Die Nazis schleusten uns durch einen Kontrollpunkt. Dort nahmen sie uns unsere Dokumente, unseren Schmuck und alles, was wir sonst noch hatten. Dann begann die Selektion. Die gesunden Männer wurden zur Zwangsarbeit, Frauen und Kinder an zwei verschiedene Orte geschickt. Der Rest, ob alt oder jung, ging zu einer riesigen Todesgrube.

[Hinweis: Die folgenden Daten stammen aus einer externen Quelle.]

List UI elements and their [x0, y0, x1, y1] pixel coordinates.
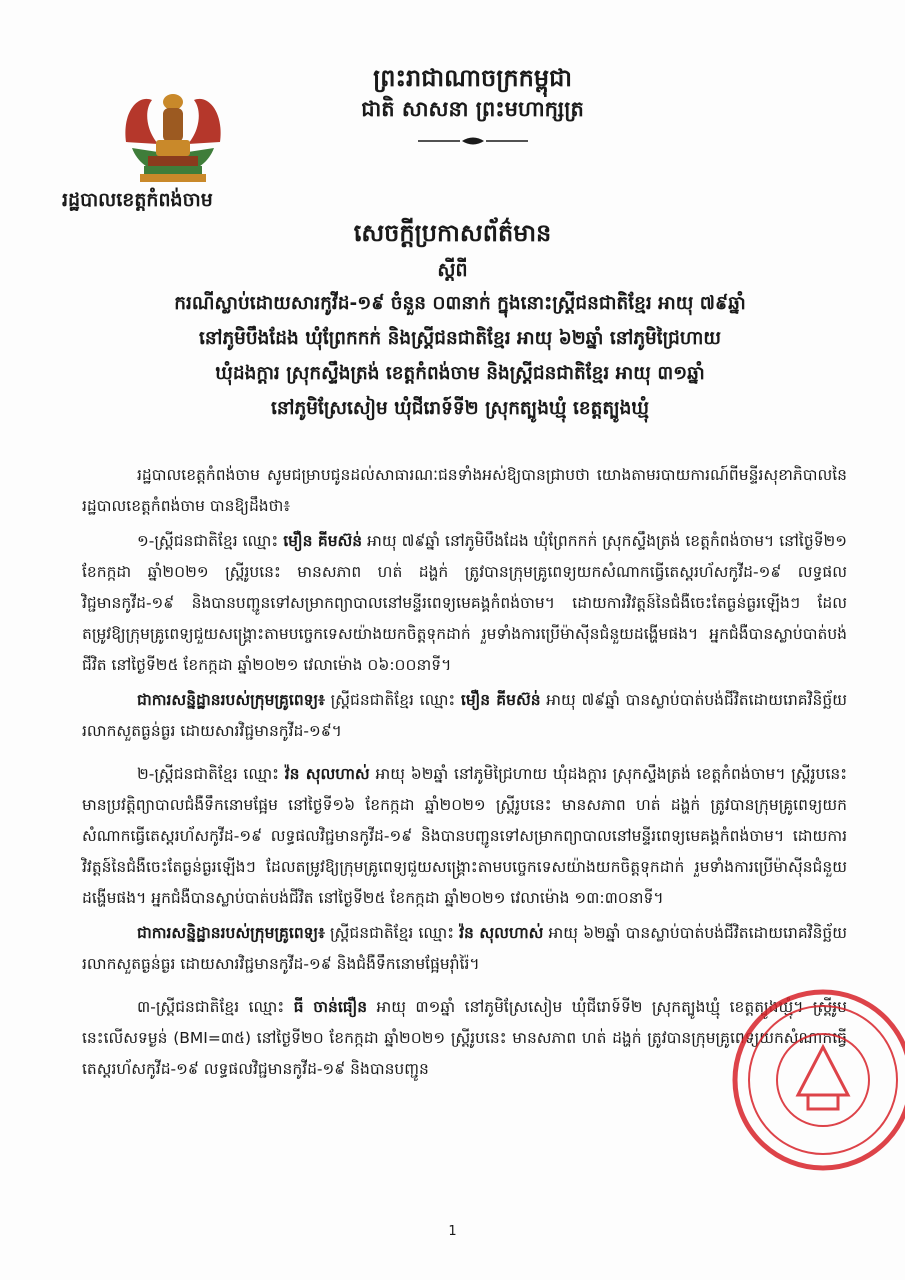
case-1-conclusion: ជាការសន្និដ្ឋានរបស់ក្រុមគ្រូពេទ្យ៖ ស្ត្រីជនជាតិខ្មែរ ឈ្មោះ មឿន គីមស៊ន់ អាយុ ៧៩ឆ្នាំ បានស្លាប់បាត់បង់ជីវិតដោយរោគវិនិច្ឆ័យ រលាកសួតធ្ងន់ធ្ងរ ដោយសារវិជ្ជមានកូវីដ-១៩។: [82, 691, 847, 740]
national-motto: ជាតិ សាសនា ព្រះមហាក្សត្រ: [361, 97, 584, 121]
headline-line: នៅភូមិស្រែសៀម ឃុំជីរោទ៍ទី២ ស្រុកត្បូងឃ្មុំ ខេត្តត្បូងឃ្មុំ: [271, 398, 649, 419]
issuing-authority: រដ្ឋបាលខេត្តកំពង់ចាម: [62, 189, 213, 211]
case-2-paragraph: ២-ស្ត្រីជនជាតិខ្មែរ ឈ្មោះ វ៉ន សុលហាស់ អាយុ ៦២ឆ្នាំ នៅភូមិជ្រៃហាយ ឃុំដងក្ដារ ស្រុកស្ទឹងត្រង់ ខេត្តកំពង់ចាម។ ស្ត្រីរូបនេះ មានប្រវត្តិព្យាបាលជំងឺទឹកនោមផ្អែម នៅថ្ងៃទី១៦ ខែកក្កដា ឆ្នាំ២០២១ ស្ត្រីរូបនេះ មានសភាព ហត់ ដង្ហក់ ត្រូវបានក្រុមគ្រូពេទ្យយកសំណាកធ្វើតេស្តរហ័សកូវីដ-១៩ លទ្ធផលវិជ្ជមានកូវីដ-១៩ និងបានបញ្ជូនទៅសម្រាកព្យាបាលនៅមន្ទីរពេទ្យមេគង្គកំពង់ចាម។ ដោយការវិវត្តន៍នៃជំងឺចេះតែធ្ងន់ធ្ងរឡើងៗ ដែលតម្រូវឱ្យក្រុមគ្រូពេទ្យជួយសង្គ្រោះតាមបច្ចេកទេសយ៉ាងយកចិត្តទុកដាក់ រួមទាំងការប្រើម៉ាស៊ីនជំនួយដង្ហើមផង។ អ្នកជំងឺបានស្លាប់បាត់បង់ជីវិត នៅថ្ងៃទី២៥ ខែកក្កដា ឆ្នាំ២០២១ វេលាម៉ោង ១៣:៣០នាទី។: [82, 765, 848, 907]
patient-name: មឿន គីមស៊ន់: [460, 691, 541, 709]
ornamental-divider-icon: [418, 134, 528, 148]
case-3-paragraph: ៣-ស្ត្រីជនជាតិខ្មែរ ឈ្មោះ ធី ចាន់ធឿន អាយុ ៣១ឆ្នាំ នៅភូមិស្រែសៀម ឃុំជីរោទ៍ទី២ ស្រុកត្បូងឃ្មុំ ខេត្តត្បូងឃ្មុំ។ ស្ត្រីរូបនេះលើសទម្ងន់ (BMI=៣៥) នៅថ្ងៃទី២០ ខែកក្កដា ឆ្នាំ២០២១ ស្ត្រីរូបនេះ មានសភាព ហត់ ដង្ហក់ ត្រូវបានក្រុមគ្រូពេទ្យយកសំណាកធ្វើតេស្តរហ័សកូវីដ-១៩ លទ្ធផលវិជ្ជមានកូវីដ-១៩ និងបានបញ្ជូន: [82, 998, 848, 1078]
subject-label: ស្តីពី: [437, 259, 468, 281]
conclusion-label: ជាការសន្និដ្ឋានរបស់ក្រុមគ្រូពេទ្យ៖: [137, 691, 325, 709]
case-1-paragraph: ១-ស្ត្រីជនជាតិខ្មែរ ឈ្មោះ មឿន គីមស៊ន់ អាយុ ៧៩ឆ្នាំ នៅភូមិបឹងដែង ឃុំព្រែកកក់ ស្រុកស្ទឹងត្រង់ ខេត្តកំពង់ចាម។ នៅថ្ងៃទី២១ ខែកក្កដា ឆ្នាំ២០២១ ស្ត្រីរូបនេះ មានសភាព ហត់ ដង្ហក់ ត្រូវបានក្រុមគ្រូពេទ្យយកសំណាកធ្វើតេស្តរហ័សកូវីដ-១៩ លទ្ធផលវិជ្ជមានកូវីដ-១៩ និងបានបញ្ជូនទៅសម្រាកព្យាបាលនៅមន្ទីរពេទ្យមេគង្គកំពង់ចាម។ ដោយការវិវត្តន៍នៃជំងឺចេះតែធ្ងន់ធ្ងរឡើងៗ ដែលតម្រូវឱ្យក្រុមគ្រូពេទ្យជួយសង្គ្រោះតាមបច្ចេកទេសយ៉ាងយកចិត្តទុកដាក់ រួមទាំងការប្រើម៉ាស៊ីនជំនួយដង្ហើមផង។ អ្នកជំងឺបានស្លាប់បាត់បង់ជីវិត នៅថ្ងៃទី២៥ ខែកក្កដា ឆ្នាំ២០២១ វេលាម៉ោង ០៦:០០នាទី។: [82, 532, 847, 674]
patient-name: មឿន គីមស៊ន់: [283, 532, 363, 550]
kingdom-name: ព្រះរាជាណាចក្រកម្ពុជា: [373, 64, 572, 92]
headline-line: ករណីស្លាប់ដោយសារកូវីដ-១៩ ចំនួន ០៣នាក់ ក្នុងនោះស្ត្រីជនជាតិខ្មែរ អាយុ ៧៩ឆ្នាំ: [174, 293, 746, 314]
case-2-conclusion: ជាការសន្និដ្ឋានរបស់ក្រុមគ្រូពេទ្យ៖ ស្ត្រីជនជាតិខ្មែរ ឈ្មោះ វ៉ន សុលហាស់ អាយុ ៦២ឆ្នាំ បានស្លាប់បាត់បង់ជីវិតដោយរោគវិនិច្ឆ័យ រលាកសួតធ្ងន់ធ្ងរ ដោយសារវិជ្ជមានកូវីដ-១៩ និងជំងឺទឹកនោមផ្អែមរ៉ាំរ៉ៃ។: [82, 924, 848, 973]
patient-name: វ៉ន សុលហាស់: [284, 765, 370, 783]
provincial-emblem-icon: [118, 82, 228, 187]
document-headline: [80, 286, 840, 426]
official-seal-icon: [728, 985, 905, 1175]
headline-line: ឃុំដងក្ដារ ស្រុកស្ទឹងត្រង់ ខេត្តកំពង់ចាម និងស្ត្រីជនជាតិខ្មែរ អាយុ ៣១ឆ្នាំ: [215, 363, 705, 384]
patient-name: ធី ចាន់ធឿន: [293, 998, 368, 1016]
patient-name: វ៉ន សុលហាស់: [459, 924, 544, 942]
headline-line: នៅភូមិបឹងដែង ឃុំព្រែកកក់ និងស្ត្រីជនជាតិខ្មែរ អាយុ ៦២ឆ្នាំ នៅភូមិជ្រៃហាយ: [198, 328, 722, 349]
document-title: សេចក្តីប្រកាសព័ត៌មាន: [353, 219, 552, 247]
conclusion-label: ជាការសន្និដ្ឋានរបស់ក្រុមគ្រូពេទ្យ៖: [137, 924, 325, 942]
page-number: 1: [448, 1224, 457, 1239]
intro-paragraph: រដ្ឋបាលខេត្តកំពង់ចាម សូមជម្រាបជូនដល់សាធារណៈជនទាំងអស់ឱ្យបានជ្រាបថា យោងតាមរបាយការណ៍ពីមន្ទីរសុខាភិបាលនៃរដ្ឋបាលខេត្តកំពង់ចាម បានឱ្យដឹងថា៖: [82, 466, 847, 515]
kingdom-motto: [300, 62, 645, 124]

Meine Mutter hielt meinen kleinen Bruder Volodya. Er war gerade mal vier Monate alt. Neben ihr ging meine Schwester Clara, die dreieinhalb Jahre alt war. Sie war wie versteinert vor Angst und hielt sich am Rockzipfel meiner Mutter l fest. Ein ukrainischer Kollaborateur riss Clara mit Gewalt von meiner Mutter los und ermordete sie kaltblütig. Er schlug ihr auf den Kopf und trat ihr so lange auf die Brust, bis sie erstickte. Meine Mutter, die alles mit ansah, konnte es nicht ertragen und verlor das Bewusstsein. Mein kleiner Bruder fiel auf den Boden und wurde von demselben Kollaborateur ermordet. Als meine Mutter wieder zu Bewusstsein kam und begriff, dass zwei ihrer Kinder ermordet worden waren, begann sie vor Entsetzen zu schreien. Es dauerte nicht lange, bis derselbe Kollaborateur sie erschoss. Alle drei wurden an den Beinen gepackt und in die Grube geworfen.

Ich schrie, als ich sah, wie meine Familie abgeschlachtet wurde. Mein großer Bruder Grisha stellte sich vor mich in der Hoffnung, mir den grausamen Anblick zu ersparen. Vergeblich. Noch heute sehe ich all das vor mir.”